A spectacular aurora display painted the skies above Europe on January 19, 2026, as seen from the International Space Station. Captured in vivid shades of red and green, the phenomenon was observed while the station orbited 262 miles above the Mediterranean Sea.
The photograph, taken at approximately 10:02 p.m. local time, shows the Earth’s horizon illuminated by a flowing curtain of auroral light. Looking north across Italy toward Germany, the image reveals not only the luminous spectacle but also the twinkling city lights beneath.
The scene highlights a dynamic atmospheric event shaped by space weather, a term that describes the invisible yet influential interactions between the Sun and Earth.
Captured From Orbit During Night Pass
The image we’re focusing on today was captured as the ISS passed over Europe at night. The station was flying at an altitude of 262 miles above the Mediterranean Sea, giving the crew a direct view northward over the European landmass. The red and green light bands dominate the upper part of the image, stretching across the horizon and curving along Earth’s atmosphere.
NASA astronaut Chris Williams was credited for the photograph, which is now part of the agency’s public image archive. As the U.S. Space Agency, this particular pass offered ideal conditions to capture the event: darkness below, a clear view across central Europe, and visible auroral activity above.

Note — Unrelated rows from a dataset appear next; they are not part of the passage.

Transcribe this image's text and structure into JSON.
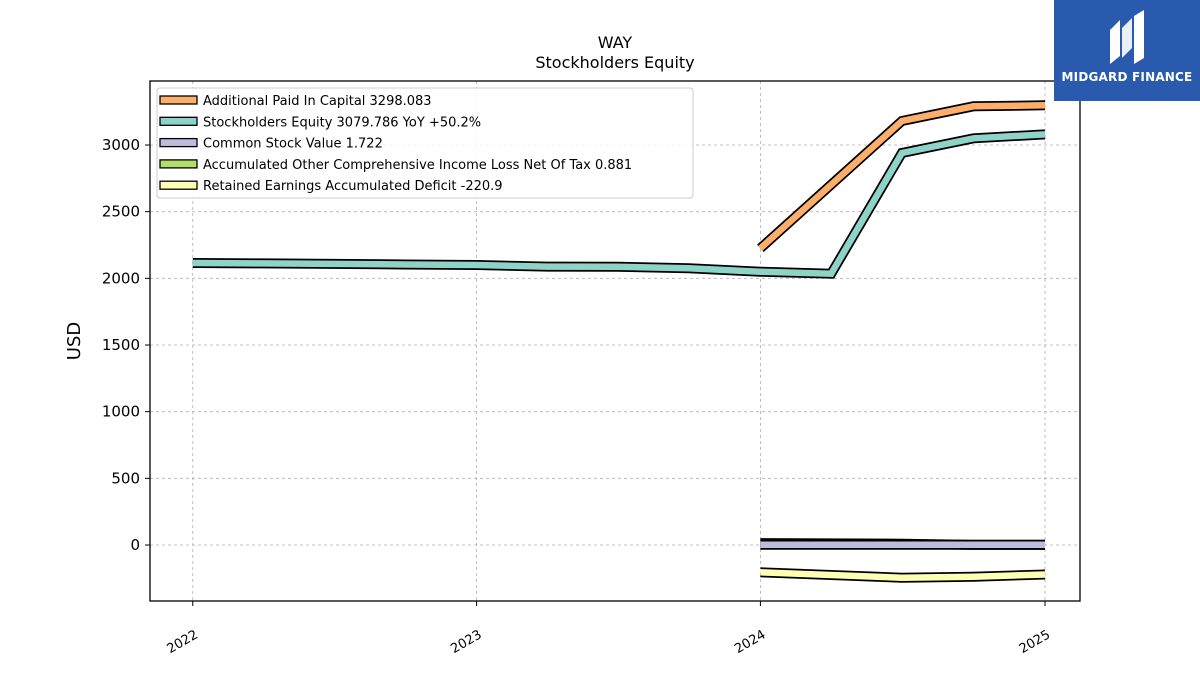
{
  "title": "WAY",
  "subtitle": "Stockholders  Equity",
  "brand": {
    "name": "MIDGARD FINANCE",
    "color": "#2a5aad"
  },
  "chart_data": {
    "type": "line",
    "ylabel": "USD",
    "xlabel": "",
    "ylim": [
      -420,
      3480
    ],
    "xlim": [
      "2021-11-07",
      "2025-02-15"
    ],
    "yticks": [
      0,
      500,
      1000,
      1500,
      2000,
      2500,
      3000
    ],
    "xticks": [
      "2022-01-01",
      "2023-01-01",
      "2024-01-01",
      "2025-01-01"
    ],
    "xtick_labels": [
      "2022",
      "2023",
      "2024",
      "2025"
    ],
    "grid": true,
    "legend_position": "top-left",
    "series": [
      {
        "name": "Additional Paid In Capital",
        "legend_label": "Additional Paid In Capital  3298.083",
        "color": "#fdae6b",
        "x": [
          "2024-01-01",
          "2024-07-01",
          "2024-10-01",
          "2025-01-01"
        ],
        "y": [
          2225,
          3180,
          3290,
          3298.083
        ]
      },
      {
        "name": "Stockholders Equity",
        "legend_label": "Stockholders Equity  3079.786 YoY +50.2%",
        "color": "#8dd3c7",
        "x": [
          "2022-01-01",
          "2022-04-01",
          "2022-07-01",
          "2022-10-01",
          "2023-01-01",
          "2023-04-01",
          "2023-07-01",
          "2023-10-01",
          "2024-01-01",
          "2024-04-01",
          "2024-07-01",
          "2024-10-01",
          "2025-01-01"
        ],
        "y": [
          2115,
          2112,
          2108,
          2104,
          2100,
          2088,
          2087,
          2075,
          2050,
          2035,
          2940,
          3050,
          3079.786
        ]
      },
      {
        "name": "Common Stock Value",
        "legend_label": "Common Stock Value  1.722",
        "color": "#bcbddc",
        "x": [
          "2024-01-01",
          "2024-07-01",
          "2024-10-01",
          "2025-01-01"
        ],
        "y": [
          1.7,
          1.7,
          1.7,
          1.722
        ]
      },
      {
        "name": "Accumulated Other Comprehensive Income Loss Net Of Tax",
        "legend_label": "Accumulated Other Comprehensive Income Loss Net Of Tax  0.881",
        "color": "#b3de69",
        "x": [
          "2024-01-01",
          "2024-07-01",
          "2024-10-01",
          "2025-01-01"
        ],
        "y": [
          14,
          10,
          1,
          0.881
        ]
      },
      {
        "name": "Retained Earnings Accumulated Deficit",
        "legend_label": "Retained Earnings Accumulated Deficit  -220.9",
        "color": "#ffffb3",
        "x": [
          "2024-01-01",
          "2024-07-01",
          "2024-10-01",
          "2025-01-01"
        ],
        "y": [
          -205,
          -245,
          -238,
          -220.9
        ]
      }
    ]
  }
}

How Auroras Form In The Atmosphere
According to NASA, auroras form when energetic particles from space collide with gases in Earth’s atmosphere, causing them to emit light in different colors. This natural display, called aurora borealis in the Northern Hemisphere and aurora australis in the Southern Hemisphere, is one of the most vivid signs of solar activity reaching our planet.
These collisions produce glowing emissions, with green typically resulting from oxygen molecules at lower altitudes, while red appears at higher altitudes where the atmosphere is thinner. This process belongs to the broader domain of space weather, which includes all solar-driven phenomena affecting the Earth and its magnetic environment.
A Visible Trace Of Invisible Solar Energy
While the aurora itself is a visual event, it represents a far larger and mostly invisible chain of interactions. Solar activity releases energetic particles that stream toward Earth and become trapped in its magnetosphere. There, they follow magnetic field lines toward the poles and eventually collide with atmospheric particles, producing visible light.